One would think a man with four stars on his collar leading U.S. forces in Afghanistan just one year ago would have no problem working with military leadership in the fight against militants of the so-called Islamic State at present.

But for retired Marine Gen. John Allen, who was appointed by President Obama in September as special envoy to lead the global coalition to counter the militant group, that calculus has been wrong.

Gen. Lloyd Austin

An article posted at Foreign Policy on Thursday by Mark Perry lists a surprising number of detractors to Allen’s appointment, including many in and out of uniform. The most obvious rift comes from Gen. Lloyd Austin, the man in charge of Central Command, tasked with carrying out the military plan to “degrade and destroy” ISIL, the administration’s preferred term for the Islamic State of Iraq and the Levant.

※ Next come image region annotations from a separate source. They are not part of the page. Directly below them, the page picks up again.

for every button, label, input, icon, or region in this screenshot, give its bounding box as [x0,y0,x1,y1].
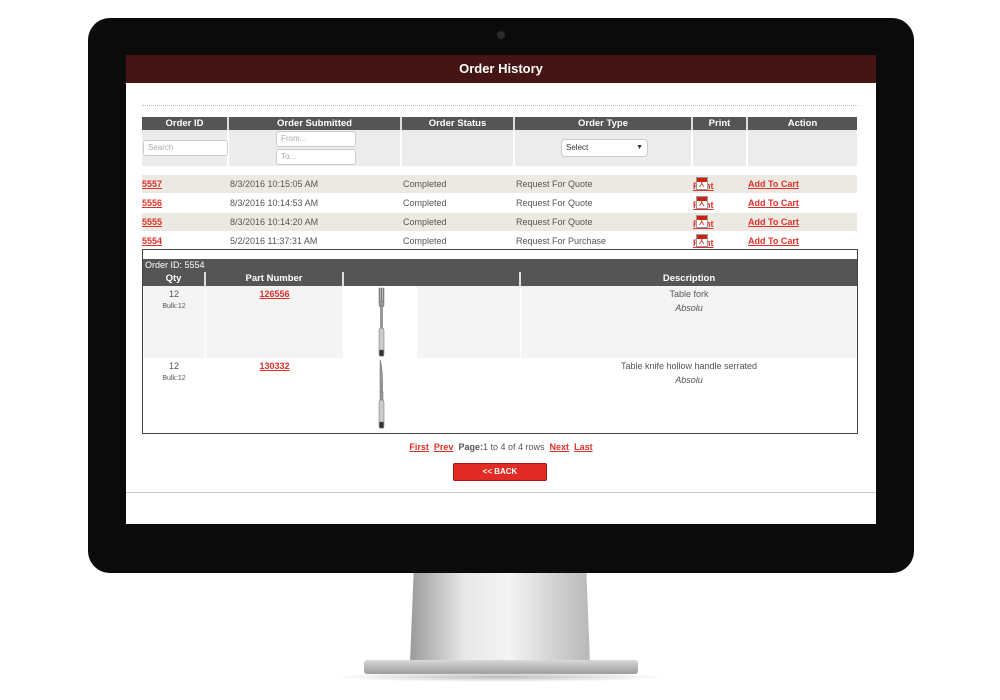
first-page-link[interactable]: First [409,442,429,452]
order-id-link[interactable]: 5556 [142,194,162,212]
filter-cell [748,130,857,166]
table-row: 5554 5/2/2016 11:37:31 AM Completed Requ… [142,232,857,250]
detail-item-row: 12 Bulk:12 126556 Table fork Absolu [143,286,857,358]
detail-title: Order ID: 5554 [143,259,857,272]
order-detail-panel: Order ID: 5554 Qty Part Number Descripti… [142,249,858,434]
table-row: 5555 8/3/2016 10:14:20 AM Completed Requ… [142,213,857,231]
screen: Order History Order ID Order Submitted O… [126,55,876,524]
part-number-link[interactable]: 130332 [259,361,289,371]
monitor-stand [410,573,590,663]
dropdown-arrow-icon: ▼ [636,144,643,151]
add-to-cart-link[interactable]: Add To Cart [748,194,799,212]
table-row: 5557 8/3/2016 10:15:05 AM Completed Requ… [142,175,857,193]
item-brand: Absolu [675,375,703,385]
pdf-icon[interactable] [696,234,708,247]
item-brand: Absolu [675,303,703,313]
next-page-link[interactable]: Next [550,442,570,452]
filter-cell [402,130,515,166]
header-action: Action [748,117,857,130]
search-input[interactable]: Search [143,140,228,156]
detail-item-row: 12 Bulk:12 130332 Table knife hollow hand… [143,358,857,430]
header-print: Print [693,117,748,130]
divider [142,105,858,106]
order-id-link[interactable]: 5554 [142,232,162,250]
item-qty: 12 [168,361,179,371]
part-number-link[interactable]: 126556 [259,289,289,299]
order-id-link[interactable]: 5557 [142,175,162,193]
pdf-icon[interactable] [696,215,708,228]
last-page-link[interactable]: Last [574,442,593,452]
pdf-icon[interactable] [696,196,708,209]
order-type: Request For Quote [516,179,593,189]
order-type: Request For Quote [516,217,593,227]
stand-shadow [330,672,670,682]
detail-header-part: Part Number [206,272,344,286]
date-from-input[interactable]: From... [276,131,356,147]
item-qty: 12 [168,289,179,299]
order-submitted: 8/3/2016 10:14:20 AM [230,217,319,227]
order-status: Completed [403,236,447,246]
item-description: Table fork [669,289,709,299]
header-order-type[interactable]: Order Type [515,117,693,130]
order-submitted: 8/3/2016 10:14:53 AM [230,198,319,208]
detail-header-image [344,272,521,286]
select-value: Select [566,143,589,152]
footer-divider [126,492,876,493]
back-button[interactable]: << BACK [453,463,547,481]
order-status: Completed [403,179,447,189]
pdf-icon[interactable] [696,177,708,190]
order-type: Request For Purchase [516,236,607,246]
header-order-status[interactable]: Order Status [402,117,515,130]
webcam [497,31,505,39]
order-status: Completed [403,217,447,227]
add-to-cart-link[interactable]: Add To Cart [748,232,799,250]
header-order-id[interactable]: Order ID [142,117,229,130]
order-type-select[interactable]: Select ▼ [561,139,648,157]
order-id-link[interactable]: 5555 [142,213,162,231]
item-bulk: Bulk:12 [162,303,186,310]
add-to-cart-link[interactable]: Add To Cart [748,175,799,193]
order-submitted: 5/2/2016 11:37:31 AM [230,236,318,246]
table-row: 5556 8/3/2016 10:14:53 AM Completed Requ… [142,194,857,212]
detail-header-qty: Qty [143,272,206,286]
page-info: 1 to 4 of 4 rows [482,442,545,452]
prev-page-link[interactable]: Prev [434,442,454,452]
order-status: Completed [403,198,447,208]
knife-icon[interactable] [344,358,417,430]
filter-cell [693,130,748,166]
order-type: Request For Quote [516,198,593,208]
add-to-cart-link[interactable]: Add To Cart [748,213,799,231]
item-bulk: Bulk:12 [162,375,186,382]
pagination: First Prev Page:1 to 4 of 4 rows Next La… [126,442,876,452]
page-label: Page: [458,442,483,452]
page-title: Order History [126,55,876,83]
order-submitted: 8/3/2016 10:15:05 AM [230,179,319,189]
detail-header-description: Description [521,272,857,286]
item-description: Table knife hollow handle serrated [620,361,758,371]
date-to-input[interactable]: To... [276,149,356,165]
header-order-submitted[interactable]: Order Submitted [229,117,402,130]
fork-icon[interactable] [344,286,417,358]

“Why the hell do we need a special envoy — isn’t that what [Secretary of State] John Kerry’s for?” a senior officer close to Austin told Perry, of the potential for confusion since Gen. Allen reports directly to President Obama.

Allen, 60, was given an incredibly difficult task upon his appointment. With the Islamic State consuming much of Iraq and Syria and boasting roughly 31,000 fighters, his role as special envoy is to “help build and sustain the coalition,” and coordinate their efforts, according to the State Department.

But Allen — now inside the State Department and no longer wearing military rank — commands a role not very far outside the scope of duties of Gen. Austin at Centcom, who is charged with overseeing relationships, offering military support, and carrying out operations when necessary in 20 Middle Eastern countries, including Iraq and Syria.

SYRIA IRAQ

Indeed, Gen. James Mattis — the commander before Austin at Centcom — demonstrated a perfect example of the military’s ability to build coalitions without outside support, in retelling how he got 29 nations together to counter Iran’s attempt to mine the Strait of Hormuz.

“The military overseas can do more than simply reinforce foreign policy,” Mattis said earlier this year. “We can also buy time for the diplomats to do their magic.”

It became apparent after only a few days of Allen’s appointment that a turf war had emerged.

Via Foreign Policy:

When Allen requested that the Pentagon provide him with air transport to the region just days before his scheduled arrival in Iraq on Oct. 2, he was turned down by Austin’s staff, who told him to check with the State Department. It was a slight “that left Allen steaming,” a former high-level civilian Pentagon official confirmed.

Even Gen. Anthony Zinni — himself a former Centcom commander who later served as special envoy to Israel for peace talks in 2002 — was critical of Allen’s appointment (via The Tampa Tribune):

“John Allen is a great guy, but does it take a retired general to coordinate a coalition? What is Centcom, chopped liver? Did Norman Schwarzkopf get some retired general? Who is really leading here, that is my question.”

islamic state isis

And there are many more gripes noted by military officers who spoke on condition of anonymity to Foreign Policy. One derides Allen as “a boy scout.” Another, noting his new role as a quasi-diplomat though he’s never been one, said “I don’t know how that’s going to work.”

For many of the military’s top leaders it seems, having a retired general like Allen outside of the military chain-of-command reporting to Obama is a sign of White House “micromanagement.” It also offers the possibility of conflicting messages between State and the Pentagon in the fight against ISIL.

“We are getting a lot of micromanagement from the White House. Basic decisions that should take hours are taking days sometimes,” one senior defense official told The Daily Beast.

But perhaps the most devastating critique comes from one of the tribal leaders that US forces need to support in pushing back the Islamic State. As militants battled for control of the home town of Jalal al-Gaood in Iraq’s Anbar province, the man desperately tried to reach Allen to ask for assistance, but it was too late.

“Gen. Allen said, ‘I will put you in touch with someone in Centcom.’ But it never happened,” Gaood told The Washington Post’s David Ignatius. “Every time the Iraqis meet with Americans, they just take notes.”